We used Surveillance, Epidemiology and End Results (SEER) software to extract the data of 808 patients diagnosed with microscopically confirmed salivary gland tumor of the breast from 2000-2019. We divided them into two subgroups according to the chemotherapy received. We extracted the demographic and clinicopathologic data including: age, race, year of diagnosis, stage, grade, histological subtypes and surgery. We used SPSS version 23 for data analysis. Kaplan-Meier curve, Log-rank test for survival analysis.

Results

Age-standardized relative 5-year survival was 97.1% and cause-specific 5-year survival was 93.5%. The group who had no chemotherapy had survival benefit of only 11% compared to those who received chemotherapy (98.0% and 87.0%, respectively; P=0.24). Performing COX-regression model, age, stage, grade and surgical management were associated with survival outcome (P>0.05) while histological subtypes, year of diagnosis, race and chemotherapy showed no statistical significance (P<0.05).

Conclusions

Salivary gland tumor of the breast has good overall survival.

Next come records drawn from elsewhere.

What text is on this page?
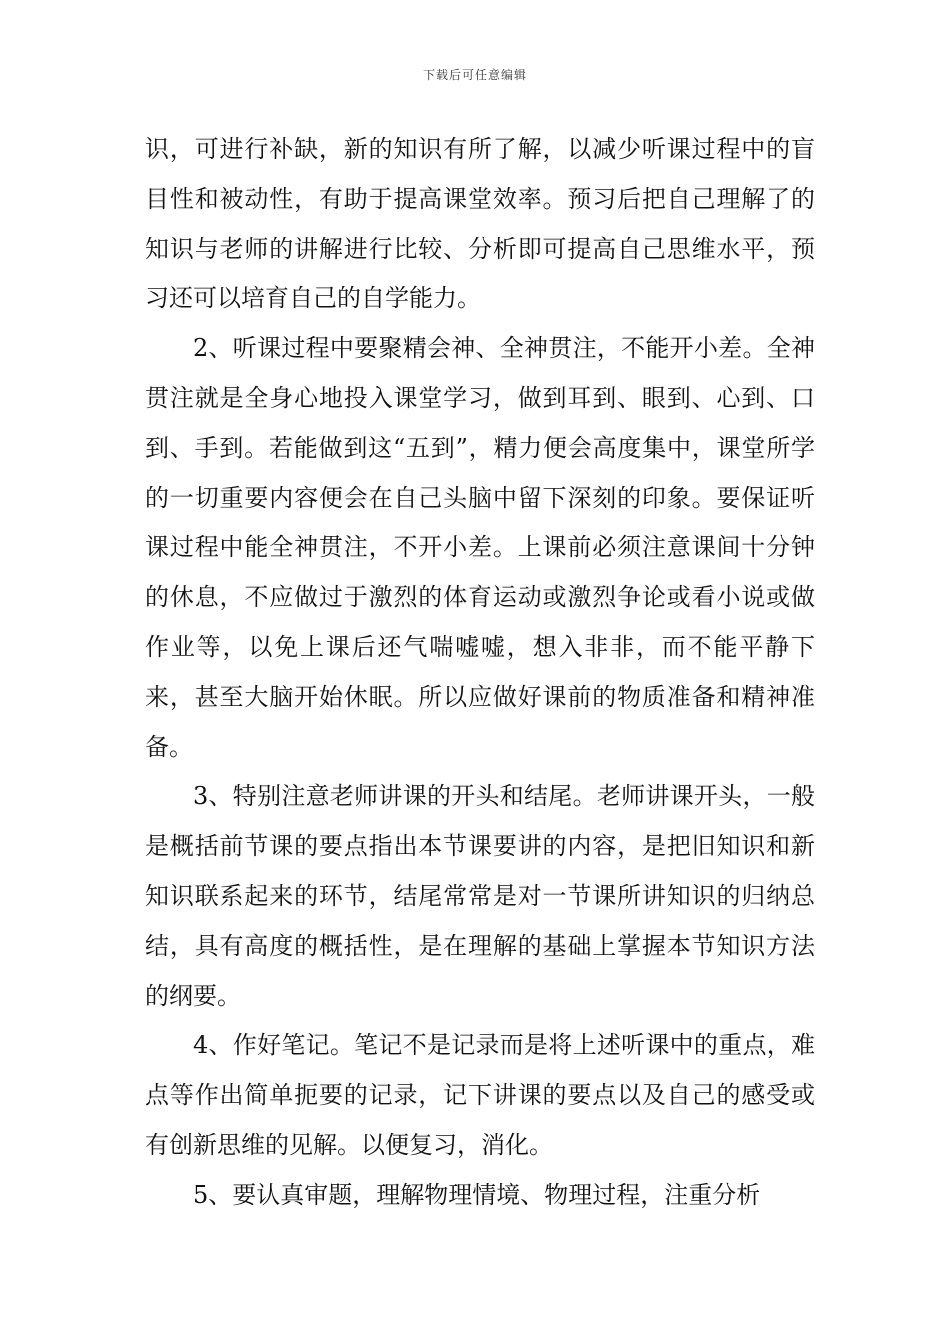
下载后可任意编辑

识，可进行补缺，新的知识有所了解，以减少听课过程中的盲目性和被动性，有助于提高课堂效率。预习后把自己理解了的知识与老师的讲解进行比较、分析即可提高自己思维水平，预习还可以培育自己的自学能力。

2、听课过程中要聚精会神、全神贯注，不能开小差。全神贯注就是全身心地投入课堂学习，做到耳到、眼到、心到、口到、手到。若能做到这“五到”，精力便会高度集中，课堂所学的一切重要内容便会在自己头脑中留下深刻的印象。要保证听课过程中能全神贯注，不开小差。上课前必须注意课间十分钟的休息，不应做过于激烈的体育运动或激烈争论或看小说或做作业等，以免上课后还气喘嘘嘘，想入非非，而不能平静下来，甚至大脑开始休眠。所以应做好课前的物质准备和精神准备。

3、特别注意老师讲课的开头和结尾。老师讲课开头，一般是概括前节课的要点指出本节课要讲的内容，是把旧知识和新知识联系起来的环节，结尾常常是对一节课所讲知识的归纳总结，具有高度的概括性，是在理解的基础上掌握本节知识方法的纲要。

4、作好笔记。笔记不是记录而是将上述听课中的重点，难点等作出简单扼要的记录，记下讲课的要点以及自己的感受或有创新思维的见解。以便复习，消化。

5、要认真审题，理解物理情境、物理过程，注重分析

Chemotherapy is the gold standard for triple-negative breast cancer, either primary or combined regimens. However, there was no significant improvement in survival for salivary gland tumor of the breast. These results discourage the use of chemotherapy in this subtype to avoid unnecessary complications.

Legal entity responsible for the study

The author.

Funding

Has not received any funding.

Disclosure

The author has declared no conflicts of interest.